Illustration for article titled The Vital Role Capital Equipment Plays

Prices of capital equipment have increased in the market nowadays. With a number of infrastructure projects being rolled out in the coming years, alongside overall real estate expansion and economic growth, the construction equipment sector has a vital role to play in Indonesia’s future development. The value has admittedly doubled between 2008 and 2013. The market is one in which foreign firms, particularly those from Japan, have a major presence via local joint ventures and subsidiaries. These are benefitting from increased government investment in transport and energy infrastructure in particular, coupled with rising demand for all kinds of real estate.

The market structure is widely visible in Jakarta, Indonesia where the supply of construction equipment is concentrated in globally linked suppliers. Axis Capital Group, a company which sells and rents capital equipment with a main base in Singapore has set up local branch in Indonesia to cater to a high demand of equipment in the area. They partner with manufacturers from different brands in Europe, an example of globally linked partnership despite the set up of local businesses in Indonesia such as John Deere and Mitsubishi.

According to a 2014 review from the Construction Intelligence Centre (CIC), Komatsu Indonesia, a joint venture between Japan’s Komatsu and United Tractors, is the largest, with a 43% market share in 2012. Caterpillar Indonesia, a joint venture between Caterpillar of the US and Tiara Marga Trakindo, and Hitachi Construction Machinery Indonesia – a subsidiary of Japan’s Hitachi – vie for second and third places. The former had a 19% market share in 2012, according to the report; the latter, 21%. The fourth company is Daya Kobelco Construction Machinery Indonesia, a subsidiary of Japan’s Kobelco Construction Machinery, with 13% of the market in 2012. According to the CIC figures, the building construction equipment market was worth some $142.61m in 2008, rising to $272.49m in 2013. The report predicted a value of $424.11m by 2017.

Bringing the supply and demand side together, when it comes to the many smaller outfits, has long been a conundrum, given the high cost of machinery and the low financial capacity and tight margins of many contractors. This has been increasingly resolved, however, via growth in leasing. This has led in turn to rising efficiency and productivity in the sector, with vendors offering rentals on an increasingly wide range of equipment.

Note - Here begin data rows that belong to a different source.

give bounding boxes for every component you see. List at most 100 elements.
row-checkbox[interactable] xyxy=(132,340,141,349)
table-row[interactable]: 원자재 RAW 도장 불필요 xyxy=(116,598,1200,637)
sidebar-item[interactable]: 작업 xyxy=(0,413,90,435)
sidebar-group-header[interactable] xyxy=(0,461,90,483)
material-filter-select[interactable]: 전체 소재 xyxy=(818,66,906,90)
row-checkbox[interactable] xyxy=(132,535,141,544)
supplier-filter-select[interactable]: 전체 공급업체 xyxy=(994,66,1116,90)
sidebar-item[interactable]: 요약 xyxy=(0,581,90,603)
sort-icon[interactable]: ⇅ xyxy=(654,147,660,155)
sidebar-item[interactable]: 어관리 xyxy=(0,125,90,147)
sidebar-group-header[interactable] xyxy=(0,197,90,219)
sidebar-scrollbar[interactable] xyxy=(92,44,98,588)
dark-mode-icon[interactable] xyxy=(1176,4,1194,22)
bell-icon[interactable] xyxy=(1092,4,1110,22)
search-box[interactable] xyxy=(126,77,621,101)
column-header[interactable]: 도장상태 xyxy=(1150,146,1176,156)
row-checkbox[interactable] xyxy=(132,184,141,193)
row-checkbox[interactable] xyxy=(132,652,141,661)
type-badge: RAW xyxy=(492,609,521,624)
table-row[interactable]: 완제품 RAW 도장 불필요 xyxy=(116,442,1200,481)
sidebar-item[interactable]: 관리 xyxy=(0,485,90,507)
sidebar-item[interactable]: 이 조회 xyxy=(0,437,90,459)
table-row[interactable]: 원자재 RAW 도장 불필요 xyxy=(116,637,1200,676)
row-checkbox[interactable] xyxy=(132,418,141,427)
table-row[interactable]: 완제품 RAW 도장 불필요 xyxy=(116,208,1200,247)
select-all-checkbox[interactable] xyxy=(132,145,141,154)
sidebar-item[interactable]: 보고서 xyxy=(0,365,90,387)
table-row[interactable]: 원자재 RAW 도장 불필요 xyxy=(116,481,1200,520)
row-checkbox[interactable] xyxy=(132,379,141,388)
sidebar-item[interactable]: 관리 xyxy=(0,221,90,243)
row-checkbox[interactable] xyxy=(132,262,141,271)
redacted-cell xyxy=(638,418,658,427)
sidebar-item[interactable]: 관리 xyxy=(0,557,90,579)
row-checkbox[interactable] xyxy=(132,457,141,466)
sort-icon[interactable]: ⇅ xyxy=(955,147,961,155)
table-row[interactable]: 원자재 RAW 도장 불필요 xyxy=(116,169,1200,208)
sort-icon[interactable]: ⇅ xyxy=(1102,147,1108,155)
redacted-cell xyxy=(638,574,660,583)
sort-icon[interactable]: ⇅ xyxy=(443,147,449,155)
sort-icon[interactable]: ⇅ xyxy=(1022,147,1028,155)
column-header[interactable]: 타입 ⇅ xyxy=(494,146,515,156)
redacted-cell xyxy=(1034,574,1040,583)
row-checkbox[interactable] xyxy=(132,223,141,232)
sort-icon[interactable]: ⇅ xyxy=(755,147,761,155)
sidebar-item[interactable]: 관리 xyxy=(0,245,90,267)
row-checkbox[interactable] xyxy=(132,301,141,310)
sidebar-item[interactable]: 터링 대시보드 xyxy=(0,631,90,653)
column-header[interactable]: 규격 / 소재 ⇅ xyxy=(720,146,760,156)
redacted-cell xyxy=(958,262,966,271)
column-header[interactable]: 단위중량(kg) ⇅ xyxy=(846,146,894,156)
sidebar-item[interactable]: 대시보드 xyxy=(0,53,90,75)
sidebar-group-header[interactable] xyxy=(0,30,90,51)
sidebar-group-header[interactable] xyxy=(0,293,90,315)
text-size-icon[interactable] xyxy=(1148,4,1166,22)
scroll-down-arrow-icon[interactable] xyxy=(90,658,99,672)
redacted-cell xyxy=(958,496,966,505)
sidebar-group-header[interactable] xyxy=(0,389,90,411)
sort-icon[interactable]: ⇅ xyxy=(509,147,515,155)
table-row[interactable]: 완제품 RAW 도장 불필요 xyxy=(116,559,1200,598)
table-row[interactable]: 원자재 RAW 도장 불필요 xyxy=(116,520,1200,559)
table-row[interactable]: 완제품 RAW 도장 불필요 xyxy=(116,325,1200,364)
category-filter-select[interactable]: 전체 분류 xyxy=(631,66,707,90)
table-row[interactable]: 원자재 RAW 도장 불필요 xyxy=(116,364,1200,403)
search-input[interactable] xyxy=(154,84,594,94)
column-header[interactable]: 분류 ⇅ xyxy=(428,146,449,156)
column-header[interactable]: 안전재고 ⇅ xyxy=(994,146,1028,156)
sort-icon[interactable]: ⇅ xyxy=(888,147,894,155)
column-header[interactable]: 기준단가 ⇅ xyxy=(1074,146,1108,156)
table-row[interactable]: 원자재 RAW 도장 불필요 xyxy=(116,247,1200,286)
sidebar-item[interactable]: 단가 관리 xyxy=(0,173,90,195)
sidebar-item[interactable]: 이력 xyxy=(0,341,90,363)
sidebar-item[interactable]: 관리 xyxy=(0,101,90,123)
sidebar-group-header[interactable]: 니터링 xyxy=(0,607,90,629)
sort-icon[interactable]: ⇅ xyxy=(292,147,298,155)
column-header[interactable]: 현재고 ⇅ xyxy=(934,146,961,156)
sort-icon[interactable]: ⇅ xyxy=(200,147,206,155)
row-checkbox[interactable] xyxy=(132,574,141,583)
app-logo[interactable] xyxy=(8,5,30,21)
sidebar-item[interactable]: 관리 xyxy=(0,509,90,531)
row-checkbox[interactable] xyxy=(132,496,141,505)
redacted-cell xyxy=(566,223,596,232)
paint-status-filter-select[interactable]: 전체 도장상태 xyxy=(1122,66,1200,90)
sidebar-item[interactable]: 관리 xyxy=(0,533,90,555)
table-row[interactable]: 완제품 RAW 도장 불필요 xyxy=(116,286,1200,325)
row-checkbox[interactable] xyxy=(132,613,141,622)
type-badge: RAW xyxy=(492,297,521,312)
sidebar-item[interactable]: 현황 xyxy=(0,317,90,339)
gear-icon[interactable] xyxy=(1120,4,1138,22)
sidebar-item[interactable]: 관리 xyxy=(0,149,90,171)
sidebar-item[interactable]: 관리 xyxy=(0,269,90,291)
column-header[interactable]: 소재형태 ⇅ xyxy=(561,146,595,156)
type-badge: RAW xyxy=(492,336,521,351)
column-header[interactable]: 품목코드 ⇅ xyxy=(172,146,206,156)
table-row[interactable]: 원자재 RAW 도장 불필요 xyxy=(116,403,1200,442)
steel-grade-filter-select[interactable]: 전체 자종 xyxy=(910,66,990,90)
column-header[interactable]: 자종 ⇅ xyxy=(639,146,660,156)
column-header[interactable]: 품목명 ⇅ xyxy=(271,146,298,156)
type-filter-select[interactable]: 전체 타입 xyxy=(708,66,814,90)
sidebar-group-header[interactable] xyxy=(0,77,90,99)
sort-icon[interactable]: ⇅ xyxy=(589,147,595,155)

Renting companies like Axis receives continuous complaints on the cost, however. Equipment prices are influenced by exchange rate risk too, given the number of imported parts and the costs of other inputs, such as energy. These in turn get passed on to vendors and then to contractors in rentals, further squeezing tight margins in such a competitive business. One expectation is that the sector could see some consolidation, at the demand end, in the years ahead, particularly if economic growth continues to slow.